Sebelumnya, Komisi Pemberantasan Korupsi (KPK) mengungkap, surat keputusan presiden (SK) terkait pencabutan IUP tersebut tidak ditemukan dalam sistem maupun dokumen resmi pemerintah.
Kepala Satuan Tugas (Satgas) Koordinasi dan Supervisi Wilayah V KPK, Dian Patria, secara terbuka mempertanyakan keberadaan SK tersebut dalam diskusi publik bertema “Mewujudkan Pertambangan Bebas dari Korupsi: Tata Kelola Perizinan dan Pengawasan yang Bersih dan Akuntabel.”

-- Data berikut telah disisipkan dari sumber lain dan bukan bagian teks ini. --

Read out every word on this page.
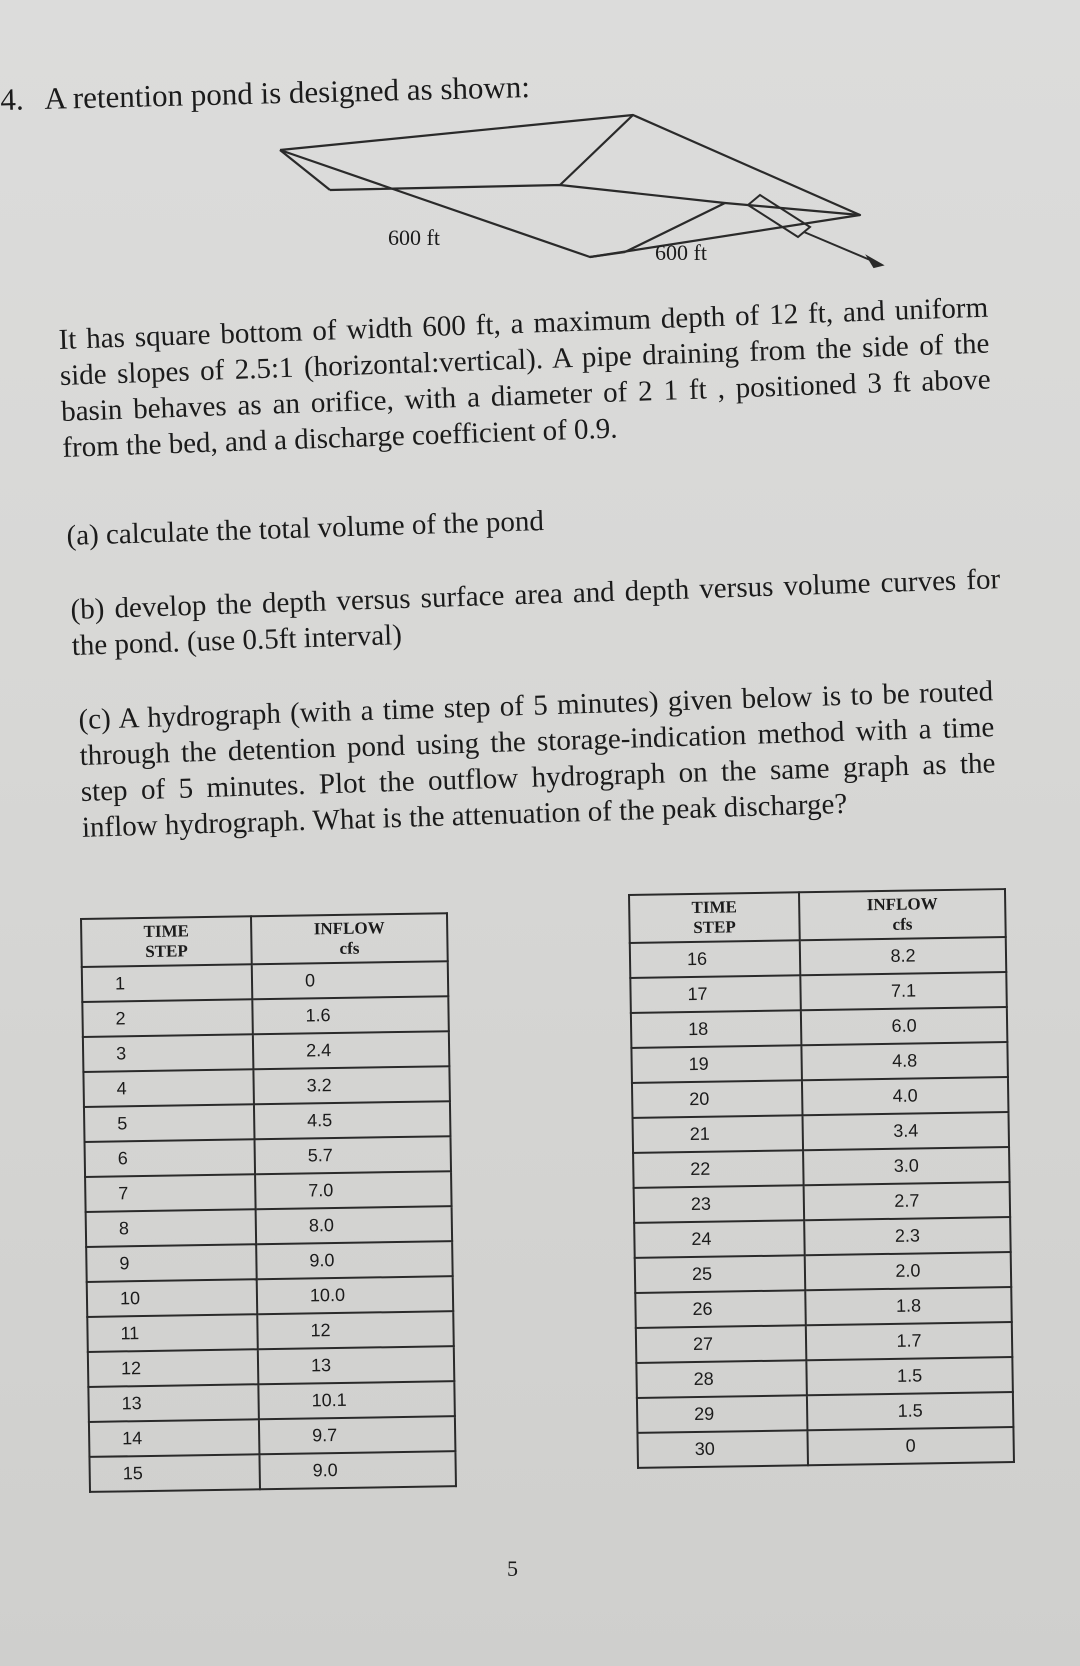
4. A retention pond is designed as shown:
600 ft
600 ft
It has square bottom of width 600 ft, a maximum depth of 12 ft, and uniform side slopes of 2.5:1 (horizontal:vertical). A pipe draining from the side of the basin behaves as an orifice, with a diameter of 2 1 ft , positioned 3 ft above from the bed, and a discharge coefficient of 0.9.
(a) calculate the total volume of the pond
(b) develop the depth versus surface area and depth versus volume curves for the pond. (use 0.5ft interval)
(c) A hydrograph (with a time step of 5 minutes) given below is to be routed through the detention pond using the storage-indication method with a time step of 5 minutes. Plot the outflow hydrograph on the same graph as the inflow hydrograph. What is the attenuation of the peak discharge?
TIME
STEP	INFLOW
cfs
1	0
2	1.6
3	2.4
4	3.2
5	4.5
6	5.7
7	7.0
8	8.0
9	9.0
10	10.0
11	12
12	13
13	10.1
14	9.7
15	9.0
TIME
STEP	INFLOW
cfs
16	8.2
17	7.1
18	6.0
19	4.8
20	4.0
21	3.4
22	3.0
23	2.7
24	2.3
25	2.0
26	1.8
27	1.7
28	1.5
29	1.5
30	0
5
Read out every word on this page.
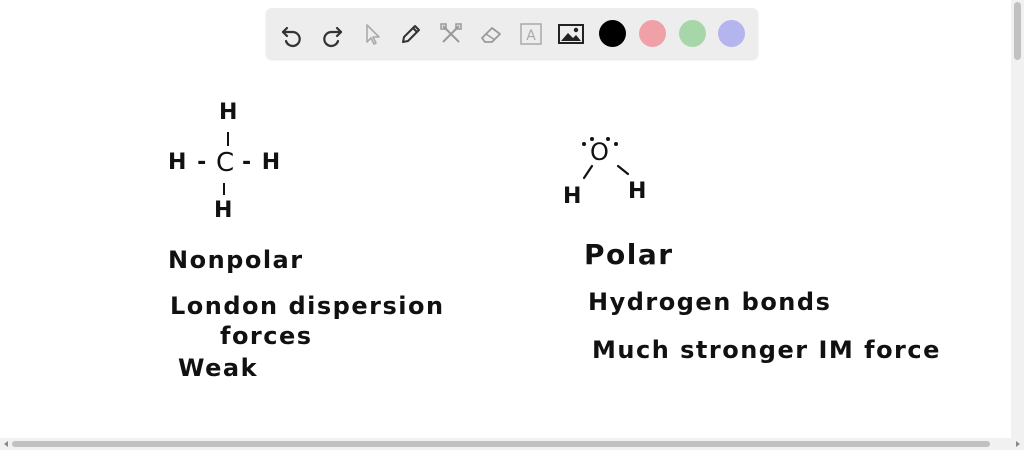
A
H
H - C - H
H
Nonpolar
London dispersion
forces
Weak
O
H H
Polar
Hydrogen bonds
Much stronger IM force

“Dicabut di Istana Negara bulan apa itu? Pengumumannya? Agustus ya? Juni, eh Juni ya? Atau Juli? Juni kayaknya. Tapi terus terang sampai detik ini kami belum pernah lihat SK pencabutannya,” ujar Dian di Gedung Merah Putih KPK, Jakarta Selatan, Selasa (21/10/2025).
Dian mengaku telah melakukan penelusuran ke berbagai institusi untuk memastikan keabsahan pencabutan tersebut, termasuk menanyakan langsung ke Direktorat Jenderal Minerba Kementerian ESDM.
“Kami tanya ke Minerba, bilangnya di Badan Koordinasi Penanaman Modal atau BKPM,” kata Dian.
“Tanya BKPM, ‘belum ada surat dari Minerba’. Cek lagi, ‘oh, sudah masuk suratnya, sedang diproses,’” sambungnya.
Kebingungan ini, lanjut Dian, menimbulkan pertanyaan serius mengenai komitmen pemerintah dalam menertibkan aktivitas tambang bermasalah di Raja Ampat.
“Apakah serius atau tidak pemerintah mencabut empat IUP di Raja Ampat yang diumumkan di Istana Negara, tapi sampai saat ini tidak ada dokumennya sama sekali, ya,” tegasnya.